I need to be away from you, I thought.

“You can’t just beat on people like that.”

Me — beating on people? For a brief moment, I felt like a genuine macho he-man. At five feet, five inches tall and 125 pounds, I had never seen myself as a testosterone-dripping alpha male, but maybe I had not given myself full credit. All it took was a carefully placed punch to a 95-year-old woman to demonstrate my manly-man bona fides.

“Well, again, I am sorry.”

“Let’s go,” Weeze said. “You’ve done enough damage here. Unless you want to beat up Herman, too.”

"Say what?"

I sighed. “Oh, please. You hit one 95-year-old lady and suddenly it becomes the crime of the century.”

“I was going to introduce you to my other friends, but now I don’t know. If we do go, you have to make me a promise: Don’t go hittin’ on my other friends. Can you promise that? When I brought Walter to meet my friends, he didn't hit on them.”
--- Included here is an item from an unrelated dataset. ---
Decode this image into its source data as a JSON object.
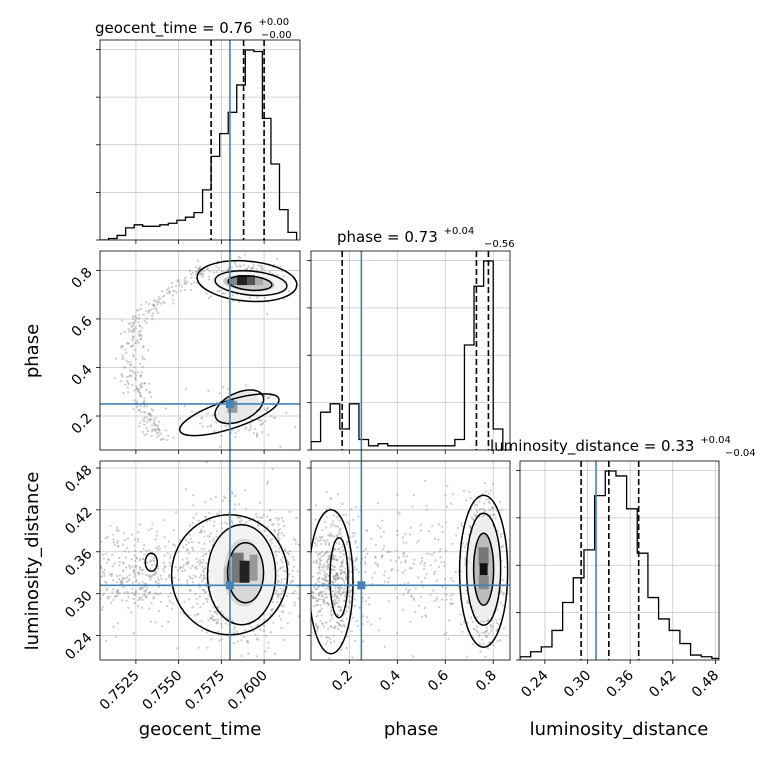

Feeling tough, I shrugged. To hell with Walter. He was the good grandson. As for me, what could I say? I was one cruel dude, a rebel without a cause, a wild one, a bad seed through and through. “I can’t say what I’ll do, Weeze. There's no tellin.'”

“I just don’t want to put them in danger.”

“Speaking of danger, I’m driving this time.”

She started to protest so I gave her my best “I-have-beaten-up-seniors-older-than-you” stare. She stopped talking.

“Mike the Tough Guy” persona had emerged. He decided to hang around for awhile.

Outwardly, I continued to show remorse. Inwardly, I felt good. If my willingness to engage in fisticuffs with a geriatric crowd saved me from further visits with seniors as well as Weeze’s reckless driving, perhaps my violent streak had accomplished something positive after all.

Weeze looked back at her sleeping friend as we departed. "I hope she's not in a coma."

"Oh, Weeze. Spare me the drama."

“Goodbye, Herman,” she yelled as we stepped out of the front door and closed it behind us. “Take care of poor Wilma.”

Herman called out a familiar farewell: “Say what?”